Every week since June this year (2019), Resolute 4.0, a new technology deployed to track attacks by herdsmen on farmers and the resulting clashes, has been buzzing with alerts and records of violent clashes.
“Since launching it, alerts have come in every week, sometimes multiple reports,” said Rotimi Williams, who told BusinessDay he developed and deployed the technology. “What we are now beginning to work on is the response time and accountability measures to ensure no lives are lost anymore.”
Rotimi Williams, an agriculture entrepreneur whose 45,000-hectare rice farm has had (production) activities suspended for one and half year because of insecurity, developed the technology because of how insecurity has affected his own farm operations. Even in other locations with smaller land expanse within the area, production has been suspended. The reason is not farfetched. Rotimi’s farms are surrounded by communities where one form of herdsmen-farmer conflict or the other frequently take place.
“When you are surrounded by conflict, people use your farm as IDP camp basically because they will come and seek refuge,” said Rotimi in a recent interview. “They know it is a matter of time before that conflict spills over.”
Since the farms are surrounded by conflict, it increases the risk profile of the business and as such, Rotimi stated, “Nobody is going to give you funding.” He further explained, “If anything happens, your staff are on the move or you lose all your crops.”
For a big farmer like him, the insecurity is equally a big problem, but for small farmers, it also remains a big problem and not to be considered small in any way. “If we are going to talk about agriculture in any sense, security is the first thing that must be tackled,” he said, “These communal conflicts have to end. This farmer-herders issue honestly has to be brought to a stop.”
It is off the back of this that he founded ‘Resolute 4.0’, a technology solution to the farmer herder crisis. It focuses strictly on conflicts that affect food security, economic development, and national security.
What was supposed to be a pilot launch in June, ended up becoming the live launch of the platform. The launch is currently active in Plateau state but for security reasons, says he cannot be specific about the communities or people that it was launched with.
In launching the project, 10 smart phones were distributed with the technology on it, and according to Rotimi, they have been getting live panics within two minutes of an attack. Following the receipt of an attack, his team then investigates and notifies the military of the situation.
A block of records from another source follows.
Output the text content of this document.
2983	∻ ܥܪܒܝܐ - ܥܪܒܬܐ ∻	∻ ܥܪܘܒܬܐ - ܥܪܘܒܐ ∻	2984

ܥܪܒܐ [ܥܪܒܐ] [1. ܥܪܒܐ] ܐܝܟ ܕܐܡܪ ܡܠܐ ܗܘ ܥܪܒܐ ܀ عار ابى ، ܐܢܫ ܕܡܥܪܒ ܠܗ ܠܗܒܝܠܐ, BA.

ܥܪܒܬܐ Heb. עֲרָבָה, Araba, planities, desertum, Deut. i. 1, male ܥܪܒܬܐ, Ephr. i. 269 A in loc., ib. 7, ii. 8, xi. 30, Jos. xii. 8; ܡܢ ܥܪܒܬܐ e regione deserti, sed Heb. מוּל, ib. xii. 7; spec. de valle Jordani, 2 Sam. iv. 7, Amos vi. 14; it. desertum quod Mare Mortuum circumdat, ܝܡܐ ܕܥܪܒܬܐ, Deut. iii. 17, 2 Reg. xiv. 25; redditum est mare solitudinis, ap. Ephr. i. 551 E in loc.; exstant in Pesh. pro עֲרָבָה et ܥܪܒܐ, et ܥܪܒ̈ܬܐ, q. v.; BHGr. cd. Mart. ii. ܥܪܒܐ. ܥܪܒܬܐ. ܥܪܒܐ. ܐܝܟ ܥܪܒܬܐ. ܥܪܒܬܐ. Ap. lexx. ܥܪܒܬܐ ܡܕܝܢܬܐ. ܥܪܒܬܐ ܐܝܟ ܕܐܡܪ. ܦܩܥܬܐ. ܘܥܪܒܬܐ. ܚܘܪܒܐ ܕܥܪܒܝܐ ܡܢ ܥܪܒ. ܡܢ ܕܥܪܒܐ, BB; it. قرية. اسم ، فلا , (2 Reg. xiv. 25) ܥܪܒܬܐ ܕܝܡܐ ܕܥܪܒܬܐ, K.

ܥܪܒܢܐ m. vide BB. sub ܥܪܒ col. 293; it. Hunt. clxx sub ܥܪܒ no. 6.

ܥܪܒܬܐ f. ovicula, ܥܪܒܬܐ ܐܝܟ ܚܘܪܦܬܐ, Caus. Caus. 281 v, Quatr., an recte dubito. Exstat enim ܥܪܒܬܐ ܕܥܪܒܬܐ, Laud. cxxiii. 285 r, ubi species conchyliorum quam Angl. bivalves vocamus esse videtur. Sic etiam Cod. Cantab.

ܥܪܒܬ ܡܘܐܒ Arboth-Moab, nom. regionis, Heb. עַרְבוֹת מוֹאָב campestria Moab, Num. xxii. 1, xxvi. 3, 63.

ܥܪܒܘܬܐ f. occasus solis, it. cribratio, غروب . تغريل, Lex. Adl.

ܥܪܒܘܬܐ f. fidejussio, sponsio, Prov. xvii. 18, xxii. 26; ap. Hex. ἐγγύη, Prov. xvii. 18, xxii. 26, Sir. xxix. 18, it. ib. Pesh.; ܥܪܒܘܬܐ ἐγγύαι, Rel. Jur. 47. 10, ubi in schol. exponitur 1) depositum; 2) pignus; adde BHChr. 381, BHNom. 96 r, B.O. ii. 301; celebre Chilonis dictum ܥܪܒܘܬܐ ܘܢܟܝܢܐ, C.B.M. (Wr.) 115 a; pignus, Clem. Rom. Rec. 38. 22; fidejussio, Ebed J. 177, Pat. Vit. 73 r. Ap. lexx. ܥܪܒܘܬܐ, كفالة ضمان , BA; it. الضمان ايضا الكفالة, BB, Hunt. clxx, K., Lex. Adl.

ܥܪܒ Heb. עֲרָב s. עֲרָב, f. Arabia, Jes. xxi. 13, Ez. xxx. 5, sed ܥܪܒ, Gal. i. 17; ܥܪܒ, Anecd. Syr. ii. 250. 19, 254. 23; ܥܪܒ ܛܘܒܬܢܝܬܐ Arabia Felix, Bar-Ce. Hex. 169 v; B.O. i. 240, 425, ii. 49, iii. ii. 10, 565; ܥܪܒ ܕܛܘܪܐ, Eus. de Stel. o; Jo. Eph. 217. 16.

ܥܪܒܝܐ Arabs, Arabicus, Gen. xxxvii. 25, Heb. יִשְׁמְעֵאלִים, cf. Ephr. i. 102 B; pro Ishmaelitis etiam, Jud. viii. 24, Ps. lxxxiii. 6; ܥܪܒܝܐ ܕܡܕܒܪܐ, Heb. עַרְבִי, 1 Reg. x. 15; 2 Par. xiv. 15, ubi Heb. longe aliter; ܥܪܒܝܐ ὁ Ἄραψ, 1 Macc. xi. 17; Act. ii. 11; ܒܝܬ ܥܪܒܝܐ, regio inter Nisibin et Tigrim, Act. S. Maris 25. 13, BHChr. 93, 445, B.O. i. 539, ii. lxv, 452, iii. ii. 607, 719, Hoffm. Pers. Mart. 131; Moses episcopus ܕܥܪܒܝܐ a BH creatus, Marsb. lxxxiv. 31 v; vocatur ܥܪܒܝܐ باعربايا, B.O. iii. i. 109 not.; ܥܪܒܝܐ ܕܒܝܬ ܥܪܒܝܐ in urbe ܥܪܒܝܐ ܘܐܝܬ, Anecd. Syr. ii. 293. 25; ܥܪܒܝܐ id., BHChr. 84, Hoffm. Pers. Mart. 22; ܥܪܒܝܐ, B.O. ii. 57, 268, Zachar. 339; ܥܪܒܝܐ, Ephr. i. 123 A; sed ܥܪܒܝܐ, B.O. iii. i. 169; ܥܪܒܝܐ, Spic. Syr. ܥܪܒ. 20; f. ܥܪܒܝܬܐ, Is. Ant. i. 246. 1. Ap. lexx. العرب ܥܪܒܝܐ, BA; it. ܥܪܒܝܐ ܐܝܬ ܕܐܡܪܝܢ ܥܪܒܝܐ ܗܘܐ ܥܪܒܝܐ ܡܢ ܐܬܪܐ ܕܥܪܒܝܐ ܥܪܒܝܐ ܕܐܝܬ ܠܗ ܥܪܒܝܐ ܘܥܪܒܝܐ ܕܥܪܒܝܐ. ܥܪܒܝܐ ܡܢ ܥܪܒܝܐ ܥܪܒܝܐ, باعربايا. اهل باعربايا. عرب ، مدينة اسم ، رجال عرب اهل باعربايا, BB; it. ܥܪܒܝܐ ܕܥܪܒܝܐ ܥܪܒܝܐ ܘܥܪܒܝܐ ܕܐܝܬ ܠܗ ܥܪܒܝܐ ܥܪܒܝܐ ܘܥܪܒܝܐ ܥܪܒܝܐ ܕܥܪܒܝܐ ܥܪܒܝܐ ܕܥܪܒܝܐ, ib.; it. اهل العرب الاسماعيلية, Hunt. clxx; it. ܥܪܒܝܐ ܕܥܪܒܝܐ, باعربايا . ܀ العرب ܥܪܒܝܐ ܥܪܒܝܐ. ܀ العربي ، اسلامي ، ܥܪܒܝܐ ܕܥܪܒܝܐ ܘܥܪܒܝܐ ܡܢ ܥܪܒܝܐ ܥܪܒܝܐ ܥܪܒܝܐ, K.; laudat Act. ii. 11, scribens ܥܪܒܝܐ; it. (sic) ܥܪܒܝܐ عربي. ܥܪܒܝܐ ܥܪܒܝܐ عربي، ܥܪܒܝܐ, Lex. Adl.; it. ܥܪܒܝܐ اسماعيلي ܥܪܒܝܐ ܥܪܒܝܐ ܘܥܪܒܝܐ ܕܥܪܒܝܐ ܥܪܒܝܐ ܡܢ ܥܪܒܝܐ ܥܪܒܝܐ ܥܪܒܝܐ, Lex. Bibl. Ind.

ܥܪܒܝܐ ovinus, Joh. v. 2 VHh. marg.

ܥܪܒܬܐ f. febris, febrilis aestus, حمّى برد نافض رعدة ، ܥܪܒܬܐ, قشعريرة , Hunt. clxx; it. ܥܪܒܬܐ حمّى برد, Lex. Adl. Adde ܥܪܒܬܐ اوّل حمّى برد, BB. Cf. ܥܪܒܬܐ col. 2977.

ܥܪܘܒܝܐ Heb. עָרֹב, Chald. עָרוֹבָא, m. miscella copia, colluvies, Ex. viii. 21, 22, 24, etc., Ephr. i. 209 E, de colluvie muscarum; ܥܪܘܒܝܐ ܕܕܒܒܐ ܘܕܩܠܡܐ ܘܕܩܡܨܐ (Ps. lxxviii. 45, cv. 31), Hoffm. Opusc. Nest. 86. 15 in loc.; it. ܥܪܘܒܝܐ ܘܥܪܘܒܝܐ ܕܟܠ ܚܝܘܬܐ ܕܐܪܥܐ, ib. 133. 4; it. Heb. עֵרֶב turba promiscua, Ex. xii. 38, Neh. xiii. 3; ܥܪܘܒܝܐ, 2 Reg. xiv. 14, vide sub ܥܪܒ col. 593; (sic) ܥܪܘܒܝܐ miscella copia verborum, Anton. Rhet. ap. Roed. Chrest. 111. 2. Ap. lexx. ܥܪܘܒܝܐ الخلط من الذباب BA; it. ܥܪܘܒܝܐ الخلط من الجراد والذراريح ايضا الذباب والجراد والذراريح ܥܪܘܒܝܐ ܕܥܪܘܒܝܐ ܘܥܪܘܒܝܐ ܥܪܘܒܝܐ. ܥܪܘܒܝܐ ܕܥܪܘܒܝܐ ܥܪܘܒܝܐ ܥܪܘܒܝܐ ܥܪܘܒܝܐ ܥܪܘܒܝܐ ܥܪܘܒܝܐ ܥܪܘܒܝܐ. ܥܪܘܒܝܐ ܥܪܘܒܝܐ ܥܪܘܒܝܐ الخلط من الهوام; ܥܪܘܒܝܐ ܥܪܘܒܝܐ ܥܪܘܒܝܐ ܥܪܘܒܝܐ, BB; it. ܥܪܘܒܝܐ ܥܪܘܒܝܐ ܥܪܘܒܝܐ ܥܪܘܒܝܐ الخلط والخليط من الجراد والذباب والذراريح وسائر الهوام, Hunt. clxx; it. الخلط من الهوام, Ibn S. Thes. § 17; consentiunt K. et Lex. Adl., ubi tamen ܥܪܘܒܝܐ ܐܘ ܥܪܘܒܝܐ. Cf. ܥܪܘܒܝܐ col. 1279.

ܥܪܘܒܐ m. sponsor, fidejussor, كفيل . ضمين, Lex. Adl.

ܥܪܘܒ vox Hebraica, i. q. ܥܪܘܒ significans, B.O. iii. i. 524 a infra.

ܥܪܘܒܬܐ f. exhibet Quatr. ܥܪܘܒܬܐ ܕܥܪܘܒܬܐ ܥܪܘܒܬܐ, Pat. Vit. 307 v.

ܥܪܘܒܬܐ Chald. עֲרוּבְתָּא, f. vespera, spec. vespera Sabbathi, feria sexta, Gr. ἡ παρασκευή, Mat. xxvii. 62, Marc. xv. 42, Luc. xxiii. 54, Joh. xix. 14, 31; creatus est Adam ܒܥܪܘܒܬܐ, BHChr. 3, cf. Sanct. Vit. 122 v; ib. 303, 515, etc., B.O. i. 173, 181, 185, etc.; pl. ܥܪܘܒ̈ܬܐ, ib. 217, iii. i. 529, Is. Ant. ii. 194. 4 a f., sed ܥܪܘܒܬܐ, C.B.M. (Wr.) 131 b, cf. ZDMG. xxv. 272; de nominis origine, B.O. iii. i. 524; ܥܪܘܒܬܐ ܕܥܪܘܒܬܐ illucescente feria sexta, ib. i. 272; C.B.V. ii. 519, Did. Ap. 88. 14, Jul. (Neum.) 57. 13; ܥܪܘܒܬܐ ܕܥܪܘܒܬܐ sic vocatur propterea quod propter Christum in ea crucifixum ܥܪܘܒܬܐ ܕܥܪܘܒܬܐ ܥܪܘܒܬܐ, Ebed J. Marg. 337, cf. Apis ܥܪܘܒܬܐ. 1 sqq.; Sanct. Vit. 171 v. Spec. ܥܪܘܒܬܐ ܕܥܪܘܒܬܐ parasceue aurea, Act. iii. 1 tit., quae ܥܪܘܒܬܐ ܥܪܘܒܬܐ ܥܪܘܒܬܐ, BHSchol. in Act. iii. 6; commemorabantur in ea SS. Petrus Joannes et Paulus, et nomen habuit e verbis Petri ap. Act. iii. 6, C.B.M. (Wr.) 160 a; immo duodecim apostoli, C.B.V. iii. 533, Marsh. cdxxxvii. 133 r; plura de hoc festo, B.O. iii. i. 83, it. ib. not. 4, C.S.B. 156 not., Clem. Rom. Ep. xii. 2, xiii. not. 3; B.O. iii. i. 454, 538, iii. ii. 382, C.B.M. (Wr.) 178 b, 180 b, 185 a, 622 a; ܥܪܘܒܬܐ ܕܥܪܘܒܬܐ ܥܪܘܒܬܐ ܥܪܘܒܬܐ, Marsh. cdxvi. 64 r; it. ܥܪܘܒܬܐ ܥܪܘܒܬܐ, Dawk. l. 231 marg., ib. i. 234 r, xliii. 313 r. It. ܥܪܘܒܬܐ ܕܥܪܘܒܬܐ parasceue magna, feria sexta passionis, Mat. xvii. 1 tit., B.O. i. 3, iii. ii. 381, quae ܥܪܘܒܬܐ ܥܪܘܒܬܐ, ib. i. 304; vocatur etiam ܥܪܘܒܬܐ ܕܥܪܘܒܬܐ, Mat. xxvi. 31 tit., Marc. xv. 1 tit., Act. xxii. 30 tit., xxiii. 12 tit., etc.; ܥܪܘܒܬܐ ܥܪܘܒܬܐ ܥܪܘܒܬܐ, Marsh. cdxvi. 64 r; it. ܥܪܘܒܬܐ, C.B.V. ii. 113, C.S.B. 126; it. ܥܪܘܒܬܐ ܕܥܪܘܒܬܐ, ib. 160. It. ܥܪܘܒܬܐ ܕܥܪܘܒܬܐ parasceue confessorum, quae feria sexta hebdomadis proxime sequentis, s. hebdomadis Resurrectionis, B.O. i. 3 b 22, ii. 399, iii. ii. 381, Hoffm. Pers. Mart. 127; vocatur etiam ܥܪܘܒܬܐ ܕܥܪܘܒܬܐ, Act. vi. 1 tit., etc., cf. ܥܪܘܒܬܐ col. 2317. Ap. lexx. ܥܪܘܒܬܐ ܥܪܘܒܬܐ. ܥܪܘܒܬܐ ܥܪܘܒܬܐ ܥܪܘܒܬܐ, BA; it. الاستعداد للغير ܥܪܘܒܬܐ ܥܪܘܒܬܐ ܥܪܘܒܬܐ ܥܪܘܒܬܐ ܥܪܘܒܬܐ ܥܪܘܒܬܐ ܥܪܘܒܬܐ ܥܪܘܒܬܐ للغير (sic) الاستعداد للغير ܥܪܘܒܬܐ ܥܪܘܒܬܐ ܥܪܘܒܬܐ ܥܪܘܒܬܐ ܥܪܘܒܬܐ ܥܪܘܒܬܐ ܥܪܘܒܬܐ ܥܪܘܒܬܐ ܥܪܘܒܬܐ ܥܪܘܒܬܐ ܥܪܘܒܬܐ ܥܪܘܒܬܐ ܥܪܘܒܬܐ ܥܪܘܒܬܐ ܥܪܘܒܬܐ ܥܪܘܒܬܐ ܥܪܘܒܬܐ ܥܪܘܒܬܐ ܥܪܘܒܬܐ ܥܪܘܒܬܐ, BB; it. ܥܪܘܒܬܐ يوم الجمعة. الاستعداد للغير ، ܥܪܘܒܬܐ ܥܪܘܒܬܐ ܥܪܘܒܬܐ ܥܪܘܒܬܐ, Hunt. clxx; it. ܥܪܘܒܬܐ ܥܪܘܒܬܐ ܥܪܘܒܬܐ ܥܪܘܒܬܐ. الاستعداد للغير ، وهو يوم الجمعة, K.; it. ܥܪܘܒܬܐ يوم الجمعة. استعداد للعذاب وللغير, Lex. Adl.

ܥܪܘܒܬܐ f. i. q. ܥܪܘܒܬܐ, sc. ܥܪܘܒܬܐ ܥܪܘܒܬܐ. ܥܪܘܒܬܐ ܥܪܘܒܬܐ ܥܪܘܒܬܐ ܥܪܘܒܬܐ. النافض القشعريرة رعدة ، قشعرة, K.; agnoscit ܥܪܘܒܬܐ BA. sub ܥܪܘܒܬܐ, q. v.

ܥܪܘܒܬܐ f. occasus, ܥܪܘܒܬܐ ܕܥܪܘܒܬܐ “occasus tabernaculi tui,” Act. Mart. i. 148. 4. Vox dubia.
“There are pictures,” he says, and “we are getting live information from the communities, we know the response time, and the lag between responses.” Considering the level of impact being recorded from just 10 devices, Rotimi wonders how much more impact is possible if the system is scaled across different communities. “If we distributed 10 phones and we have this effective response, then imagine what a thousand phones will do in an entire state,” he said.
According to Rotimi, the first panic recorded on the platform came in on June 15, 2019, involving a school in Bassa LGA, Plateau state. The second came in on June 17; in-fact two came in almost simultaneously from Riyom LGA (in a two-minute interval), in an attack where one soldier was killed, as well as two civilians and 60 houses burnt.
“It was meant to be just a pilot, but has now been rolled out as the main project,” he said, explaining it was developed for the farmer-herder crisis but is scalable to other communal conflicts. All alerts gotten so far are farmer-herder conflicts, with one side attacking the other and then reprisal attacks follow.